Strange results in rs301_splot.C?

Dear experts,
I’m trying rs301_splot.C with high statistics (100x of that in the original example) and see some disagreement in lower side of the QCD isolation distribution (see the bottom plot in the figure below). Is this expected?

The script I used is rs301_splot.C (11.9 KB)

Thanks!

1 Like

I am not sure it is related but in many places in the log output you get NaN and Inf for instance:

     getLogVal() top-level p.d.f evaluates to NaN @ !refCoefNorm=(), !pdfs=(zModel = 1.01611e-69/1,qcdModel = nan/1), !coefficients=(zYield = 50000,qcdYield = 100000)
     getLogVal() top-level p.d.f evaluates to NaN @ !refCoefNorm=(), !pdfs=(zModel = 3.76777e-91/1,qcdModel = nan/1), !coefficients=(zYield = 50000,qcdYield = 100000)

@moneta might clarify.

Thanks for the reply. The fit converges in the end and the final values are consistent with the input. So I guess it’s not due to fit. And I also tried run the sPlot without fit, in which case the the signal yield and background yield are their input values, similar discrepancy is observed.

Ok, in that case @moneta will know better.

Hi @Dongliang,

excellent, thank you very much for spotting this! Very good call :+1:

The tutorial is actually using the SPlots class wrong. It is calculating sWeights for the isolation based on the invariant mass and the isolation itself. That’s wrong. For sPlots, the control variable should not be in the set of discriminating variables for the likelihood fit! See https://arxiv.org/pdf/physics/0402083.pdf.

That means when using the SPlot class, you should exclude the isolation variable from the dataset that you pass.
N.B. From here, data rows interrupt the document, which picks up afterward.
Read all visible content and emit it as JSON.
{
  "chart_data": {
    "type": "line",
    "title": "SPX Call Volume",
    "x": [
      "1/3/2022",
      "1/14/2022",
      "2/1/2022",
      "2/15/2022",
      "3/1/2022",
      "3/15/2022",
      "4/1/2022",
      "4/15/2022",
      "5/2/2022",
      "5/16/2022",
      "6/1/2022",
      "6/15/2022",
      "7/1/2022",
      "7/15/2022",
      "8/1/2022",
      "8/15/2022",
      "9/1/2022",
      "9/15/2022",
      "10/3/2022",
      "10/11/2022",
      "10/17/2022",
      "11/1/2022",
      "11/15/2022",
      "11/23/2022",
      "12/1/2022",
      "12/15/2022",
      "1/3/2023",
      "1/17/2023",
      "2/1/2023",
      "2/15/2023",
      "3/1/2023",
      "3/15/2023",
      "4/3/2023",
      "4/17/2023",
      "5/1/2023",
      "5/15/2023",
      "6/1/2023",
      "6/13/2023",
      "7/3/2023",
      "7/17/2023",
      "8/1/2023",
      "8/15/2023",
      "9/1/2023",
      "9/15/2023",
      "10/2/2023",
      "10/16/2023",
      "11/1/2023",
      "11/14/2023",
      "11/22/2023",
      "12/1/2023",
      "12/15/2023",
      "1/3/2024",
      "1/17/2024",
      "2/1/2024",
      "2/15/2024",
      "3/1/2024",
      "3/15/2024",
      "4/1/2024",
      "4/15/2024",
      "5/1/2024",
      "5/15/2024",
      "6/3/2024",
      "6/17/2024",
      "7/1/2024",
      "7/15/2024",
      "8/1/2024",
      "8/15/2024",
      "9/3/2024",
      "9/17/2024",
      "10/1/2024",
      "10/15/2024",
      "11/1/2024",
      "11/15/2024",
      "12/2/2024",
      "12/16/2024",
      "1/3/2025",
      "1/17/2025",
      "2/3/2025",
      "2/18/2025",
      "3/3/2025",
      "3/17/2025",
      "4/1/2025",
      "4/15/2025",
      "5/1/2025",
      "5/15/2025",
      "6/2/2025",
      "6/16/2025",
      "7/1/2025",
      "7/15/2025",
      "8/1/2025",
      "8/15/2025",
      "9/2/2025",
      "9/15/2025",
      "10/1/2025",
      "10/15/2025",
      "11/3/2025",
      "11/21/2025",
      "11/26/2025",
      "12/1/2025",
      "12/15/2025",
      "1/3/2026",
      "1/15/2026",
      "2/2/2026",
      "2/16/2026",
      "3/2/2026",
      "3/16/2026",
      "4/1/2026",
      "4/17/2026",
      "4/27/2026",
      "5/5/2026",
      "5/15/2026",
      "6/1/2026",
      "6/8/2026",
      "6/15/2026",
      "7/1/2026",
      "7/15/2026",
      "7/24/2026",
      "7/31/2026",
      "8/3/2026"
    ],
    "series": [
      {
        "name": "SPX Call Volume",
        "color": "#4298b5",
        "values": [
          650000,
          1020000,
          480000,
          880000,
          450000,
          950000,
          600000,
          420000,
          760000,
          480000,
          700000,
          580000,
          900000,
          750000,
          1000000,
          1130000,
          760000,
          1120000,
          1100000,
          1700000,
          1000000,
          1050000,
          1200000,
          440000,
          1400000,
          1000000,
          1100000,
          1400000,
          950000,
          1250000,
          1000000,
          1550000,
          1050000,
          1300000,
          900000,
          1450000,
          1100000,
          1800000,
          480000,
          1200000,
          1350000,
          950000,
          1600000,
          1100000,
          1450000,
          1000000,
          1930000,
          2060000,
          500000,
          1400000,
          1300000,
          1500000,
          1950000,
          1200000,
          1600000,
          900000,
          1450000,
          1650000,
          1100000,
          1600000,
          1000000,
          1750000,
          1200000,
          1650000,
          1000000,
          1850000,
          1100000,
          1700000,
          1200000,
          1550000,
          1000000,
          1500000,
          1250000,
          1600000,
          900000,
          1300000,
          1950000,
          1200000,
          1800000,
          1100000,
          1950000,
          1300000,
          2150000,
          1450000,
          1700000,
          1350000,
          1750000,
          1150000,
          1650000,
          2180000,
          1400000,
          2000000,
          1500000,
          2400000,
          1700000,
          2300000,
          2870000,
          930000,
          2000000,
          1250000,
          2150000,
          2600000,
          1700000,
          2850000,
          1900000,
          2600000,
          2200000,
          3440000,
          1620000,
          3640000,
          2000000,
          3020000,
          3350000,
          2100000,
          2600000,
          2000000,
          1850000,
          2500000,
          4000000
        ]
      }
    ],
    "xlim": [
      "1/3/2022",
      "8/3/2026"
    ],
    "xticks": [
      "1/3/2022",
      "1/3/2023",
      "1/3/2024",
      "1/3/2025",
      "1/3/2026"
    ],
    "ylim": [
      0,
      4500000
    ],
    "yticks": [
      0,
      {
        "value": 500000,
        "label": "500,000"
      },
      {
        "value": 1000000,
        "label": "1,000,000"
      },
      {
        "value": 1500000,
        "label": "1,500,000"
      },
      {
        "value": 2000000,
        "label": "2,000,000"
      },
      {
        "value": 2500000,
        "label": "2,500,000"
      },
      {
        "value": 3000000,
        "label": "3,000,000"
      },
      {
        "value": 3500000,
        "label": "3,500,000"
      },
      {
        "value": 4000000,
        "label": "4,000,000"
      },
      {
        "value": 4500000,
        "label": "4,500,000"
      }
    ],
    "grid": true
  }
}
In the tutorial, this would look like that:

   RooRealVar *invMass = ws->var("invMass");

   // Now we use the SPlot class to add SWeights for the isolation variable to
   // our data set based on fitting the yields to the invariant mass variable
   std::unique_ptr<RooDataSet> dataInvMass{static_cast<RooDataSet*>(data->reduce(RooFit::SelectVars(*invMass)))};
   RooStats::SPlot *sData = new RooStats::SPlot("sData", "An SPlot", *dataInvMass, model, RooArgList(*zYield, *qcdYield));
   // Merge the sWeights that are now added to dataInvMass to the dataset in the workspace
   data->merge(dataInvMass.get());

Here is the fixed tutorial file:
rs301_splot.C (12.2 KB)
.

The plot now looks correct:

I will proceed fixing the tutorial in the ROOT repository:

Thanks again for reporting this!

Cheers,
Jonas

1 Like

Hi Jonas,
Thanks a lot for the investigation and the fix. You mentioned that “the control variable should not be in the set of discriminating variables for the likelihood fit”, so I’m trying to use only the invMass variable in the fit PDF instead of removing the isolation variable from the dataset. Will this give me correct results? The plots from my test script seem reasonable…(the test script
rs301_splot.C (12.0 KB)
and the output plot below)

Dongliang

Yes, that’s equivalent. And actually I like your approach better of changing the model instead of the data, because it doesn’t involve creating a new copy of the data. I do in the PR now the same as you.

Additional note: you can get rid of the model1.fitTo() call in your script, as it is redundant. The SPlot class does this internally.

Great! Thanks a lot for the confirmation and the helpful note.

This topic was automatically closed 14 days after the last reply. New replies are no longer allowed.